Federal Circuit Considering En Banc Rehearing in Ariosa Diagnostics, Inc. v. Sequenom, Inc.

The United States Court of Appeals for the Federal Circuit is deciding whether to reconsider en banc its panel decision in Ariosa Diagnostics, Inc. v. Sequenom, Inc. Numerous amici have lined up in support of rehearing. At stake is what room recent U.S. Supreme Court jurisprudence leaves for obtaining patent claims involving diagnostic innovations that use established processes.

The patent claims methods of using cell-free fetal DNA (“cffDNA”). Id. at 3. The Sequenom researchers who obtained the patent had discovered that such cffDNA could be found in a pregnant mother’s blood serum and plasma. This discovery meant that information such as the fetus’s gender, paternity, and certain genetic defects could be determined from a mother’s blood sample rather than from riskier and more invasive procedures which obtain genetic material from the placenta or the fetus. Id. at 3-4.

The claimed methods involve (1) amplifying cffDNA taken from maternal plasma or serum and (2) detecting the cffDNA inherited from the father. Id. at 3. These methods were marketed as a diagnostic test by Sequenom. Competitors Ariosa Diagnostics, Inc., Natera, Inc., and Diagnostics Center, Inc. sought declaratory judgments that their own tests did not infringe Sequenom’s patent. On cross motions for summary judgment, the district court found Sequenom’s claims ineligible under 35 U.S.C. § 101 because, “the steps of amplifying and detecting were well-understood, routine, or conventional activity in 1997, when the application . . . was filed.” Id. at 7.

The Federal Circuit’s § 101 analysis was similar. Under § 101 of the Patent Act: “Whoever invents or discovers any new and useful process, machine, manufacture, or composition of matter, or any new and useful improvement thereof, may obtain a patent therefor… .” However, as reaffirmed by Alice Corp.

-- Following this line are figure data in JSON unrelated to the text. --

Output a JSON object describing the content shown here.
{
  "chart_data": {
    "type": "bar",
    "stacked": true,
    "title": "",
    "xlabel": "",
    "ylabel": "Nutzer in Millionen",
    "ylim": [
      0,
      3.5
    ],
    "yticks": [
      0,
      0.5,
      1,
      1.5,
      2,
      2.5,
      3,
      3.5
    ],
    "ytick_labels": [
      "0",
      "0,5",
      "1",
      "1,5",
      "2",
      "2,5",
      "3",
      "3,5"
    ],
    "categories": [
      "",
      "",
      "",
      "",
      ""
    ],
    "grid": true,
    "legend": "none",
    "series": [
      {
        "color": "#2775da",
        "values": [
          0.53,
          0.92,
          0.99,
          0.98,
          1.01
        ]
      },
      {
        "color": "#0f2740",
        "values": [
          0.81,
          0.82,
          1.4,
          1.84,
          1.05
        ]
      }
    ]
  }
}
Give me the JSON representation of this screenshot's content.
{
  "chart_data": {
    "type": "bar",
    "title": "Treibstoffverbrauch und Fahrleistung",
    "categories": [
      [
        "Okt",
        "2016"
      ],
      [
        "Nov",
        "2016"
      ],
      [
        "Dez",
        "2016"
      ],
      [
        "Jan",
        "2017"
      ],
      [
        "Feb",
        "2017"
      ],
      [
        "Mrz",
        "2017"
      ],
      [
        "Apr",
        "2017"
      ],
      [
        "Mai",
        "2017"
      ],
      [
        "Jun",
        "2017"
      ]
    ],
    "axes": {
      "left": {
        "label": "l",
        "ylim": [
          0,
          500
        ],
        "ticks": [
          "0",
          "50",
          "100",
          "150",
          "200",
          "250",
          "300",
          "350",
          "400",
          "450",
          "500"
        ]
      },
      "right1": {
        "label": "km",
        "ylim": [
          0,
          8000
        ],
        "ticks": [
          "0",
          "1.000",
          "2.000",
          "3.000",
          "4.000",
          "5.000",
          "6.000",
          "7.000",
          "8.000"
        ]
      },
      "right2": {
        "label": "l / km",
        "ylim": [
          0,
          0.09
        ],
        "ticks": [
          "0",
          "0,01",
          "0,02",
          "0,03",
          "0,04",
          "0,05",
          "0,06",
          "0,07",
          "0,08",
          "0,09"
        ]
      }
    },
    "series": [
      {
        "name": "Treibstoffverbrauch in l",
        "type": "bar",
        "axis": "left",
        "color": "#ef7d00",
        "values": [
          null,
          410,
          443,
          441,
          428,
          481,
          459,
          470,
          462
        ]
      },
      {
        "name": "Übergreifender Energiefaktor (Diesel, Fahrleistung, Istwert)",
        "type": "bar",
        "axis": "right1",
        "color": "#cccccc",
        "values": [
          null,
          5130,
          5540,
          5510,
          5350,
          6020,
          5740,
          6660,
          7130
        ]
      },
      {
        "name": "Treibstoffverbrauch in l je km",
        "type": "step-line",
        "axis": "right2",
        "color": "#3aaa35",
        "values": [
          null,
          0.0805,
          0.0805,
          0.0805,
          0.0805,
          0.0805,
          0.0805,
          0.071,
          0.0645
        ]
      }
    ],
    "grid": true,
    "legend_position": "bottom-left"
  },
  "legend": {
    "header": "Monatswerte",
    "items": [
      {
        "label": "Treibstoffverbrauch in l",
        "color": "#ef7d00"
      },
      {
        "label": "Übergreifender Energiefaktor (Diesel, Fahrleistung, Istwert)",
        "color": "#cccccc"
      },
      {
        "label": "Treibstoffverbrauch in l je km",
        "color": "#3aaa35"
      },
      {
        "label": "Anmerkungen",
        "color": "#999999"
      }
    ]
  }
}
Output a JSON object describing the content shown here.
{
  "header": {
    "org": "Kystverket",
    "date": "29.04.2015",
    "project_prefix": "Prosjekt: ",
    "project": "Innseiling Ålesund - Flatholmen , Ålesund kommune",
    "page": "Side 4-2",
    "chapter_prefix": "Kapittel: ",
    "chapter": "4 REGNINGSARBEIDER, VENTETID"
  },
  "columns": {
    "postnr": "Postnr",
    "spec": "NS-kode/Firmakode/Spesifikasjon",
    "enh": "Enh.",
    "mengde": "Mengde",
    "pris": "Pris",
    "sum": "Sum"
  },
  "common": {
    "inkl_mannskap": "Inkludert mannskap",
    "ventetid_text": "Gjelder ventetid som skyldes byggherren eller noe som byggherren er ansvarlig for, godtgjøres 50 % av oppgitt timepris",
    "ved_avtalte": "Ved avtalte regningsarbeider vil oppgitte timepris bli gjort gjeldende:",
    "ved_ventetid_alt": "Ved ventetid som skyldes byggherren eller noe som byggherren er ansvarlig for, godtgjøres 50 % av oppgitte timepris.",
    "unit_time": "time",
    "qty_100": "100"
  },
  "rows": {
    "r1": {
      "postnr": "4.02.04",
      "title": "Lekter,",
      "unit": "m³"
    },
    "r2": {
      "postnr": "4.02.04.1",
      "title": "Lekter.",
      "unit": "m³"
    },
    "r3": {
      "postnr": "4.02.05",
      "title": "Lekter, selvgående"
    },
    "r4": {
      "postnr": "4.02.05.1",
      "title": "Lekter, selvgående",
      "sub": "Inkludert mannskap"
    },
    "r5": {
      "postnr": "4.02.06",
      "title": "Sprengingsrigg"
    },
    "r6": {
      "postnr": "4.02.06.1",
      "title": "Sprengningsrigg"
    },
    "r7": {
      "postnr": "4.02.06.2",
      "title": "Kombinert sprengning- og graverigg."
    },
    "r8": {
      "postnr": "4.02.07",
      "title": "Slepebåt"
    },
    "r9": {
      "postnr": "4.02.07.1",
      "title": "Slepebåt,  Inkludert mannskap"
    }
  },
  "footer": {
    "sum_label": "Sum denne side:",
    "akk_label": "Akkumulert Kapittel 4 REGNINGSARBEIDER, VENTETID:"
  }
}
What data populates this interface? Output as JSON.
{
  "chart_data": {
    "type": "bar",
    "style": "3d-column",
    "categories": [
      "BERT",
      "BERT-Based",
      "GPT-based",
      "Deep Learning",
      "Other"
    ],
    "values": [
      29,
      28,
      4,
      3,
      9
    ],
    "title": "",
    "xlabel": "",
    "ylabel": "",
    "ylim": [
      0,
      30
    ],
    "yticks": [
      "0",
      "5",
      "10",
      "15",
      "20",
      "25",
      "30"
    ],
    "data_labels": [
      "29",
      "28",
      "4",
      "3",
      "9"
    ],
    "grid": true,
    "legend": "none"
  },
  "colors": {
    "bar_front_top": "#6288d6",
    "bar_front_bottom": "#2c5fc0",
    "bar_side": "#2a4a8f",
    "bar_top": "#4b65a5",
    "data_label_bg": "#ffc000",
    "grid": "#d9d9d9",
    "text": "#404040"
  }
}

Pty. Ltd. v. CLS Bank Int’l, 134 S. Ct. 2347 (2014), natural phenomena, laws of nature, and abstract ideas are excepted from eligibility. Furthermore, as the Gibbons IP Law Alert has written previously, after Mayo Collaborative Services v. Prometheus Laboratories, Inc., 132 S. Ct. 1289 (2012) a court applying Alice must evaluate whether the claims are directed to one of those patent-ineligible concepts and, if so, whether additional elements transform the nature of the claim into patent-eligible subject matter.

On the facts presented, the Federal Circuit found that:

the asserted claims …. are directed to a multistep method that starts with cffDNA taken from a sample of maternal plasma or serum – a naturally occurring non-cellular fetal DNA that circulates freely in the blood stream of a pregnant woman. . . . The method ends with paternally inherited cffDNA, which is also a natural phenomenon. The method therefore begins and ends with a natural phenomenon. Thus, the claims are directed to matter that is naturally occurring. (Emphasis added)

Id. at 9. Not only were the beginning and end point natural phenomena, according to the Federal Circuit, but “[u]sing methods like [Polymerase Chain Reaction] to amplify and detect cffDNA was well-understood, routine, and conventional activity in 1997.” Id. at 11. The court concluded, “Because the method steps were well-understood, conventional and routine, the method of detecting paternally inherited cffDNA is not new and useful. The only subject matter new and useful as of the date of the application was the discovery of the presence of cffDNA in maternal plasma or serum.” Id.

Commentators and amici have criticized this decision – and implicitly the underlying Supreme Court decisions – as leaving little incentive for innovation in fields such as medical diagnostics. Most elaborate on the concerns noted by Judge Linn in his concurrence: that the Supreme Court’s ruling in Mayo seems irreconcilable with its statements in Diamond v. Diehr, 450 U.S. 175, 188 (1981), that “claims must be considered as a whole” “because a new combination of steps in a process may be patentable even though all the constituents of the combination were well known and in common use before the combination was made.” Under existing § 101 law a claim will likely be ineligible – regardless of how “ground-breaking” the invention or discovery; regardless of how much time and money is saved; and regardless of improvement to patient safety – if its “essence” involves a natural phenomenon.

Gibbons will continue to monitor developments in this area.